Прочитав рассказы Натальи Безюк, долго тупо смотрела в монитор и думала: «А почему же тайна – коммерческая?». Ну бывает))). Сначала показалось неудачным само название сборника, потом поразмыслив немного, решила: «Публикую». Эти рассказы похожи на жизнь. Сумасшедший дневник сумасшедшей девушки, путающей личные тайны с коммерческими. Диалоги здесь настолько реальны и интересны, что представляешь, как все описанное в этом небольшом сборнике происходило в действительности. Здесь есть стилистические погрешности, и любители классического слога, вероятно, сборник не воспримут, хотя не знаю, бывает всякое. Мне показалось, что все эти тексты – части одного романа, которого не было. Хорошо бы все-таки сложить все осколки воедино.
Редактор литературного журнала «Точка Зрения», Анна Болкисева
|
Коммерческая тайна
2005Полный сюрвей. |Горячий цех |Роман, которого не было |Про голубые колготки |Рассказ ветерана
Полный сюрвей.
Горячий цех
Горячий цех
- А кому полисы, свежие горячие полисы! Пучок – пятачок! Вы видели наш новый операционный зал?
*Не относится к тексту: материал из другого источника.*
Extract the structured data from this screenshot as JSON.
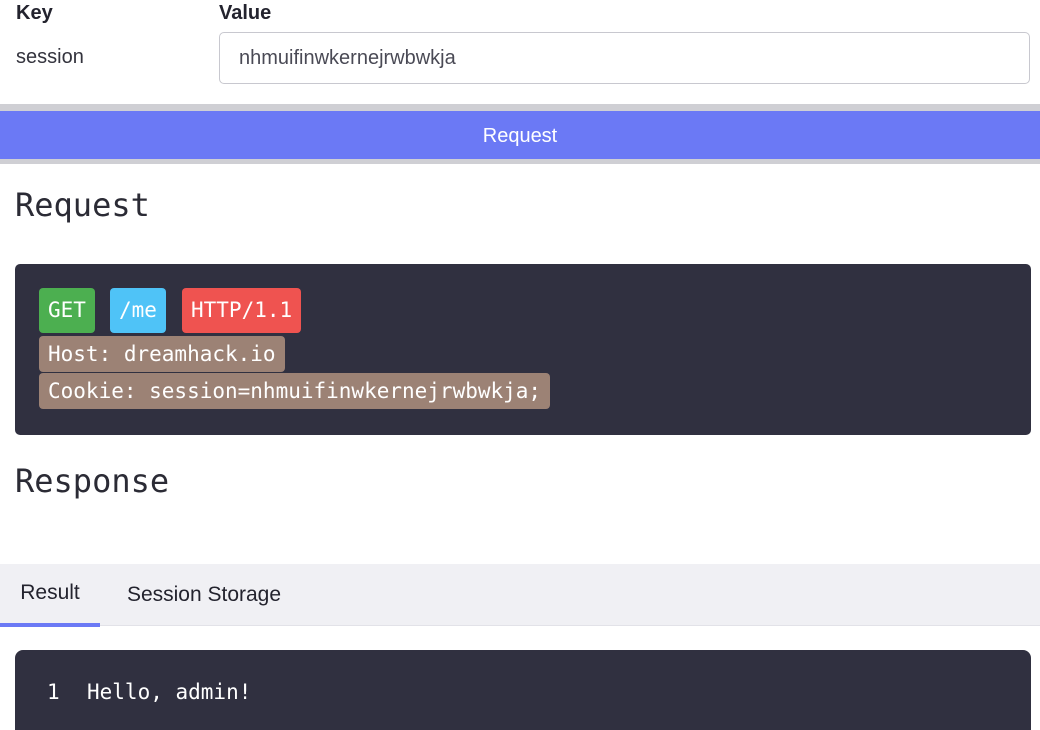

Айда!
Зал потрясает. Нечто среднее между баром на космической станции и Reception пятизвездной гостиницы.
- Приходит клиент и говорит: «Мне ваш полис не нравится. Позовите мак-менеджера». Выходит начальник отдела в клетчатой рубашке и успокаивает его: «Не волнуйтесь, я выпишу Вам полис лично, прямо на ваших глазах».
- И форму введут… Бело-синюю, как у стюардессы.
- И пилотки.
- Юбочки короткие.
- Из-за прилавка край все равно не видно.
- Сделают такую, что видно, и будешь стоя приветствовать: «Э-эй, свободная касса!»
- Ну, посмотрели? Домой.
«Дома» факс завален бумагами.
- Чья бытовка? Кому бытовка пришла, я спрашиваю? Тебе нужна бытовка? Синяя, два на три? Чертежи зачем-то прилагаются…
- Факс примите пожалуйста! Не знаю кому, меня попросили по этому номеру…
- Ну ладно, давайте…- гнусит трубка.
- Смотри, какой у меня факс. На полтора миллиона! Не веришь? Вот, посмотри, подпись настоящая…
До какой степени человеку надо, чтобы его ценили! Особенно начальство. Нет, особенно девушки.
Когда мы все волею судеб оказались в одном доме, осмотрелись, посчитались, как нас оказалось много! Так много, так , что прямо преисполнились гордости и как были, так и побежали в столовую, лишь только она открылась, а там – ух, как нас там много!!!!! И это еще не все? Еще сотни две подтянутся? А вот еда уже кончилась.
- Что-то у тебя с трудовой дисциплиной плохо. Одни курсы в голове, а работать кто будет? Наверно, не тому тебя учат. Куда идешь сегодня?
- На турецкий.
- Скажи что-нибудь.
- Ашаыдаки келимелери.
- Как айзер на базаре. Эх, если б мы знали, что ты язык учить пойдешь, то не закрывали бы свое представительство в Турции. А то работать же некому…
- А NN?
- Холостой он. Кто ему там будет рубашки стирать? Пойдет по турчанкам, и местные отрежут ему …уши. А это в страховом деле… Как же без этого?
- Черт, быстрее, быстрее надо… Успеют или нет?
- Что успеют?
- Ключ мне новый дать. Электронный.
- Так их же только с понедельника использовать будут.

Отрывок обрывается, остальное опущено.